Scientific test: mp_lipid_acc

FAILURES

3WU2
4WW3

RESULTS

alternative text

## AUTHOR AND DATE

The benchmark was set up by Julia Koehler Leman (julia.koehler.leman@gmail.com) in March 2019.

The PI is Richard Bonneau.

## PURPOSE OF THE TEST

The benchmark tests the quality of the concave hull algorithm that underlies the algorithm to classify lipid accessibility from structure. Identifying lipid exposed residues from a membrane protein structure differs from SASA (solvent-accessible surface area) algorithms in that pore-forming proteins would have pore-facing residues to be predicted as solvent-accessible, but wouldn't distinguish water vs. lipid as solvent. SASA algorithms would predict exposed residues as solvent-exposed, yet our mp_lipid_acc algorithm predicts residues that are purely exposed to lipid.

## BENCHMARK DATASET

We test the protocol on a diverse set of 223 membrane proteins. We wanted to include structures that are helical, beta-barrels, single TM span proteins, proteins with large pores, small pores, multiple pores (aquaporin-like), oval (like chloride channels) etc. How the dataset was created is described in detail in (Koehler Leman et. al, BMC BioInfo, 2017).

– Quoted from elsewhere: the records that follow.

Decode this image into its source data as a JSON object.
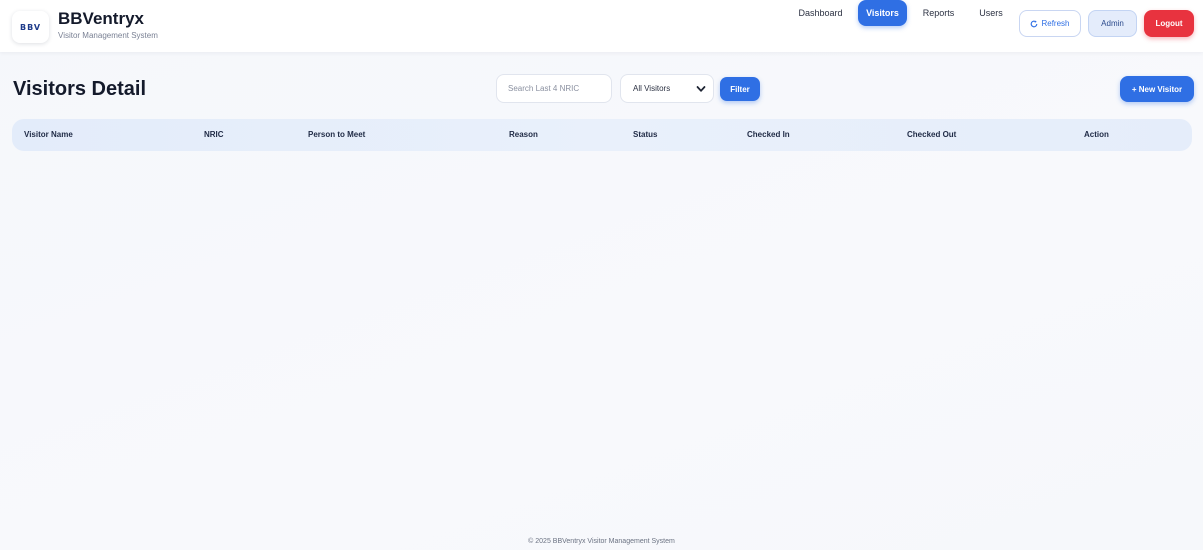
{
  "brand": {
    "logo_text": "BBV",
    "title": "BBVentryx",
    "subtitle": "Visitor Management System"
  },
  "nav": {
    "items": [
      {
        "label": "Dashboard",
        "active": false
      },
      {
        "label": "Visitors",
        "active": true
      },
      {
        "label": "Reports",
        "active": false
      },
      {
        "label": "Users",
        "active": false
      }
    ],
    "refresh_label": "Refresh",
    "admin_label": "Admin",
    "logout_label": "Logout"
  },
  "page": {
    "title": "Visitors Detail",
    "search_placeholder": "Search Last 4 NRIC",
    "filter_select_value": "All Visitors",
    "filter_button_label": "Filter",
    "new_visitor_label": "+ New Visitor"
  },
  "table": {
    "columns": [
      "Visitor Name",
      "NRIC",
      "Person to Meet",
      "Reason",
      "Status",
      "Checked In",
      "Checked Out",
      "Action"
    ],
    "rows": []
  },
  "footer": {
    "text": "© 2025 BBVentryx Visitor Management System"
  },
  "colors": {
    "accent": "#2f6fe4",
    "danger": "#e8333f",
    "admin_bg": "#e4ecfb",
    "table_header_bg": "#e6eefa"
  }
}
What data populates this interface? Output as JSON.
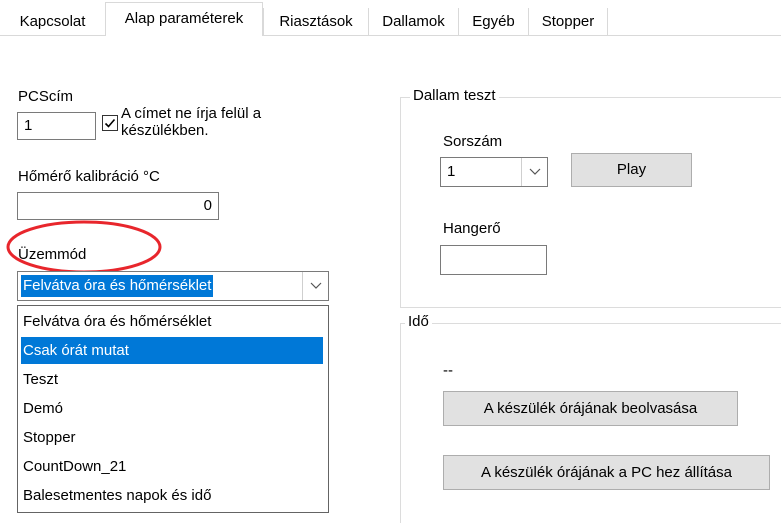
{
  "tabs": [
    {
      "label": "Kapcsolat"
    },
    {
      "label": "Alap paraméterek"
    },
    {
      "label": "Riasztások"
    },
    {
      "label": "Dallamok"
    },
    {
      "label": "Egyéb"
    },
    {
      "label": "Stopper"
    }
  ],
  "active_tab": "Alap paraméterek",
  "left": {
    "pcs_label": "PCScím",
    "pcs_value": "1",
    "checkbox_label_line1": "A címet ne írja felül a",
    "checkbox_label_line2": "készülékben.",
    "checkbox_checked": true,
    "calib_label": "Hőmérő kalibráció °C",
    "calib_value": "0",
    "mode_label": "Üzemmód",
    "mode_selected": "Felvátva óra és hőmérséklet",
    "mode_options": [
      "Felvátva óra és hőmérséklet",
      "Csak órát mutat",
      "Teszt",
      "Demó",
      "Stopper",
      "CountDown_21",
      "Balesetmentes napok és idő"
    ],
    "highlighted_option_index": 1
  },
  "dallam": {
    "group_title": "Dallam teszt",
    "sorszam_label": "Sorszám",
    "sorszam_value": "1",
    "play_label": "Play",
    "hangero_label": "Hangerő",
    "hangero_value": ""
  },
  "ido": {
    "group_title": "Idő",
    "time_text": "--",
    "read_button": "A készülék órájának beolvasása",
    "set_button": "A készülék órájának a PC hez állítása"
  },
  "annotation_color": "#e8262c",
  "accent_color": "#0078d7"
}
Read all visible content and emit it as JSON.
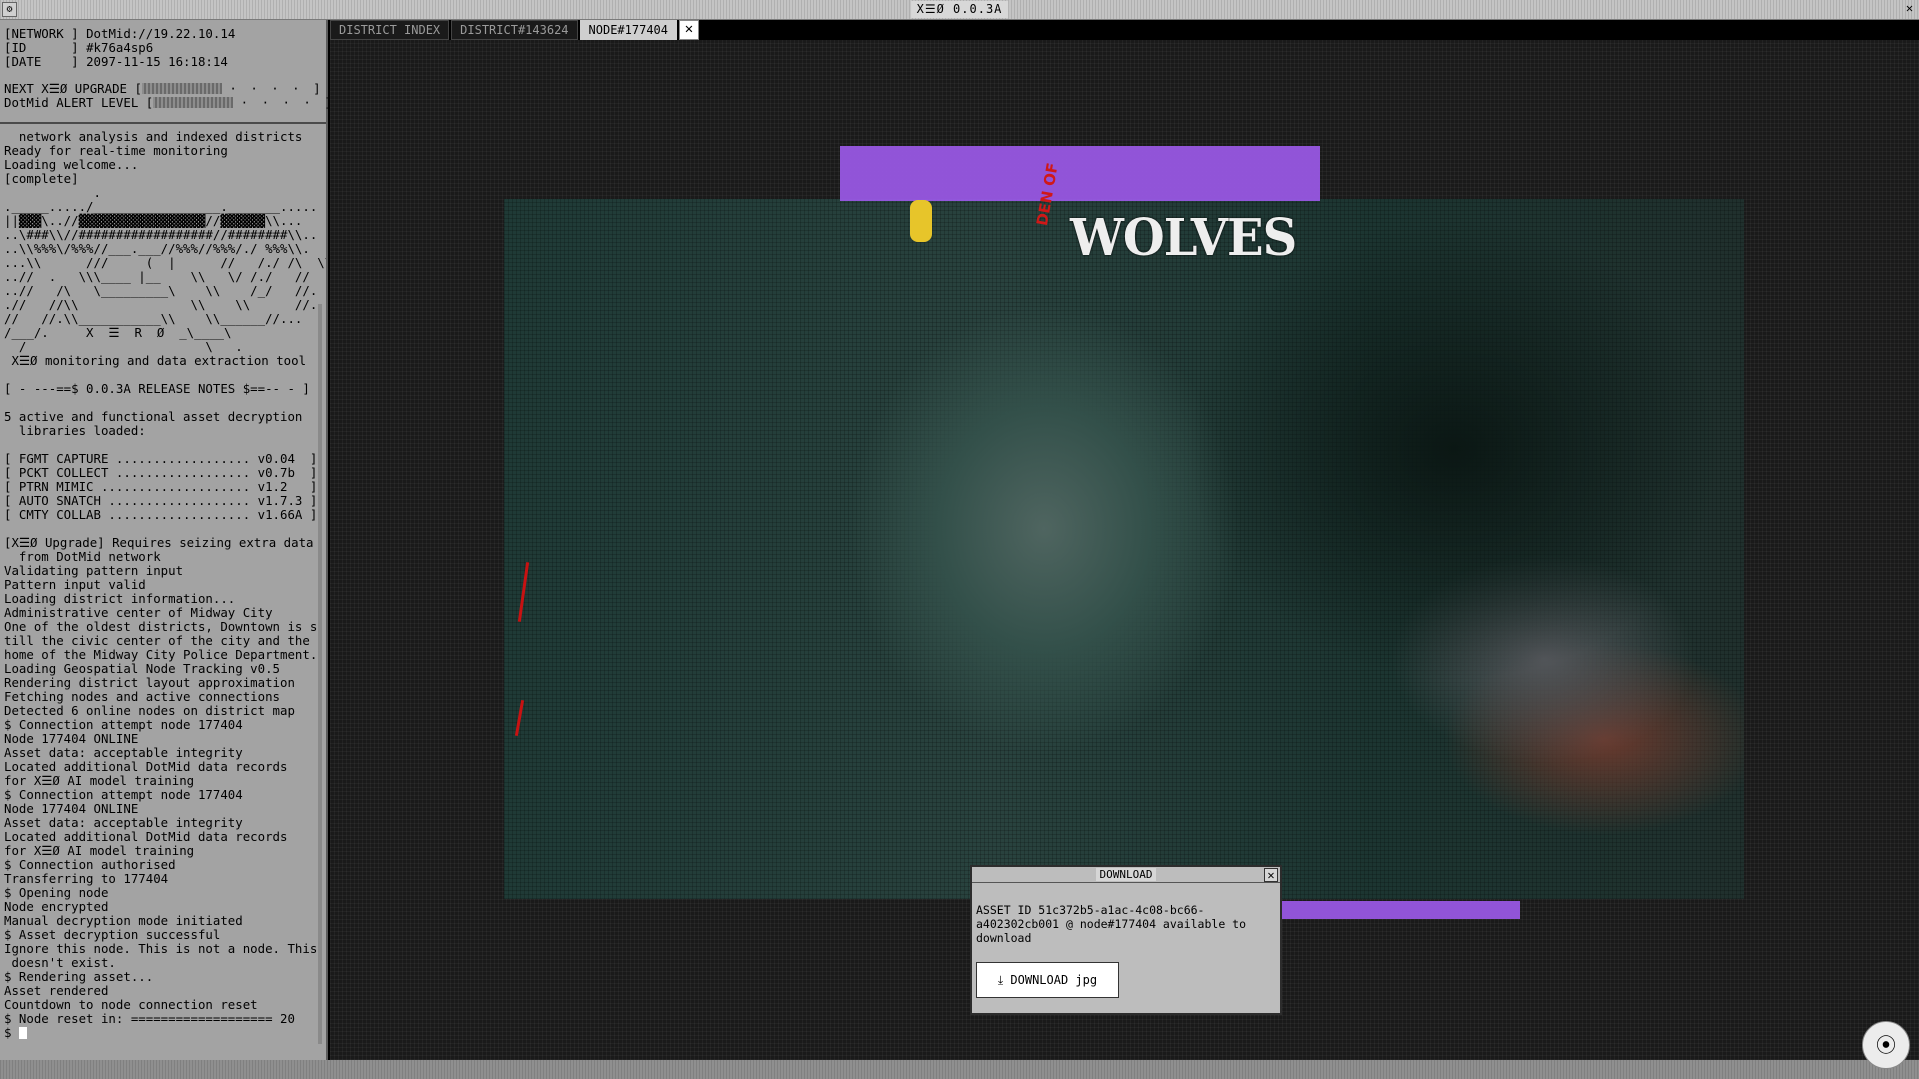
{
  "window": {
    "title": "X☰Ø 0.0.3A",
    "menu_icon": "menu-icon",
    "close_label": "✕"
  },
  "terminal": {
    "header": {
      "network_label": "[NETWORK ]",
      "network_value": "DotMid://19.22.10.14",
      "id_label": "[ID      ]",
      "id_value": "#k76a4sp6",
      "date_label": "[DATE    ]",
      "date_value": "2097-11-15 16:18:14",
      "upgrade_label": "NEXT X☰Ø UPGRADE [",
      "alert_label": "DotMid ALERT LEVEL [",
      "bar_dots": "· · · · ]"
    },
    "log": [
      "  network analysis and indexed districts",
      "Ready for real-time monitoring",
      "Loading welcome...",
      "[complete]",
      "            .",
      "._____...../_________________._______.....",
      "||▓▓▓\\..//▓▓▓▓▓▓▓▓▓▓▓▓▓▓▓▓▓//▓▓▓▓▓▓\\\\...",
      "..\\###\\\\//##################//########\\\\..",
      "..\\\\%%%\\/%%%//___.___//%%%//%%%/./ %%%\\\\.",
      "...\\\\      ///     (  |      //   /./ /\\  \\\\",
      "..//  .   \\\\\\____ |__    \\\\   \\/ /./   //",
      "..//   /\\   \\_________\\    \\\\    /_/   //.",
      ".//   //\\\\               \\\\    \\\\      //..",
      "//   //.\\\\___________\\\\    \\\\______//...",
      "/___/.     X  ☰  R  Ø  _\\____\\",
      "  /                        \\   .",
      " X☰Ø monitoring and data extraction tool",
      "",
      "[ - ---==$ 0.0.3A RELEASE NOTES $==-- - ]",
      "",
      "5 active and functional asset decryption",
      "  libraries loaded:",
      "",
      "[ FGMT CAPTURE .................. v0.04  ]",
      "[ PCKT COLLECT .................. v0.7b  ]",
      "[ PTRN MIMIC .................... v1.2   ]",
      "[ AUTO SNATCH ................... v1.7.3 ]",
      "[ CMTY COLLAB ................... v1.66A ]",
      "",
      "[X☰Ø Upgrade] Requires seizing extra data",
      "  from DotMid network",
      "Validating pattern input",
      "Pattern input valid",
      "Loading district information...",
      "Administrative center of Midway City",
      "One of the oldest districts, Downtown is s",
      "till the civic center of the city and the",
      "home of the Midway City Police Department.",
      "Loading Geospatial Node Tracking v0.5",
      "Rendering district layout approximation",
      "Fetching nodes and active connections",
      "Detected 6 online nodes on district map",
      "$ Connection attempt node 177404",
      "Node 177404 ONLINE",
      "Asset data: acceptable integrity",
      "Located additional DotMid data records",
      "for X☰Ø AI model training",
      "$ Connection attempt node 177404",
      "Node 177404 ONLINE",
      "Asset data: acceptable integrity",
      "Located additional DotMid data records",
      "for X☰Ø AI model training",
      "$ Connection authorised",
      "Transferring to 177404",
      "$ Opening node",
      "Node encrypted",
      "Manual decryption mode initiated",
      "$ Asset decryption successful",
      "Ignore this node. This is not a node. This",
      " doesn't exist.",
      "$ Rendering asset...",
      "Asset rendered",
      "Countdown to node connection reset",
      "$ Node reset in: =================== 20"
    ],
    "prompt": "$ "
  },
  "tabs": [
    {
      "label": "DISTRICT INDEX",
      "active": false
    },
    {
      "label": "DISTRICT#143624",
      "active": false
    },
    {
      "label": "NODE#177404",
      "active": true
    }
  ],
  "tab_close_label": "✕",
  "asset": {
    "title_pre": "DEN OF",
    "title": "WOLVES",
    "accent_color": "#9b59e8",
    "asset_id": "51c372b5-a1ac-4c08-bc66-a402302cb001"
  },
  "dialog": {
    "title": "DOWNLOAD",
    "close_label": "✕",
    "message": "ASSET ID 51c372b5-a1ac-4c08-bc66-\na402302cb001 @ node#177404 available to\ndownload",
    "button_icon": "download-icon",
    "button_label": "⤓  DOWNLOAD jpg"
  },
  "fab": {
    "icon": "link-icon",
    "label": "⦿"
  }
}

The algorithm was developed by testing a small set of proteins (also in the publication). Then, the algorithm was run on the benchmark set and the output was further manually curated via PyMol. For residues that are lipid-exposed, we set the B-factor to 50, for others, the B-factor is 0. The entire benchmark set was therefore hand-curated. This dataset is given in

Rosetta/main/tests/scientific/data/mp_lipid_acc/db_hand_curated

The input dataset is the set of PDBs in

Rosetta/main/tests/scientific/data/mp_lipid_acc/db_input

the output of which is compared against the hand-curated set.

## PROTOCOL

Note that computing lipid accessibility from structure is a pure geometric algorithm that does not consider any other score terms. The input is a membrane protein already transformed into membrane coordinates. The details of the algorithm are described in detail in (Koehler Leman et. al, BMC BioInfo, 2017) and the command lines are given in the supplement to the paper. Note that we are testing default parameters here, which are:

slice width 10 A

distance cutoff 10 A

shell radius 6 A

angle cutoff 65 deg

The runtime is very short and we only need to build a single model since the algorithm is deterministic. It takes about 30s per model x 223 proteins = 6690s which is <2h CPU time.

## PERFORMANCE METRICS

Accuracies are computed for each protein individually: between the hand-curated set and predicted output from mp_lipid_acc. The protein-accuracy set was sorted by accuracy from largest to smallest and the list of proteins was used as input into the algorithm. Now, if at any run the accuracies are not sorted from largest to smallest any more, we call this a failure. Note that the predictions are deterministic and there is no reliance on a Monte-Carlo algorithm. Therefore, if the accuracies have changed, the underlying concave hull algorithm must have changed. Further, we will flag when accuracies have changed for a small set of proteins, as it wouldn't be flagged as a failure when all accuracies would have gone up or down by an equal amount.

We also plot the sensitivities and specificities on the set of proteins.

## KEY RESULTS

## DEFINITIONS AND COMMENTS

## LIMITATIONS

The benchmark set is chosen well and incredibly diverse, I don't think large improvements would be expected if the benchmark set were picked 'better'. The algorithm works well but I am sure there is room for improvement. By developing the algorithm I have tested all-atoms vs. CA-only and didn't see a marked improvement, but the runtimes increased quite dramatically, so we stick to CA-atoms only. The algorithm could be improved somehow because we use relatively thick slices (10A thick) and extrapolate from that. Also, the membrane thickness should be a multiple of the slice width to avoid sparse data in the last slice. It would be nice if the slices could be smaller and the dependency to the membrane thickness could be removed. Another idea might be to use a 3D concave hull algorithm, which I am not quite sure whether and how well this would work, since we are looking at a 2D membrane plane.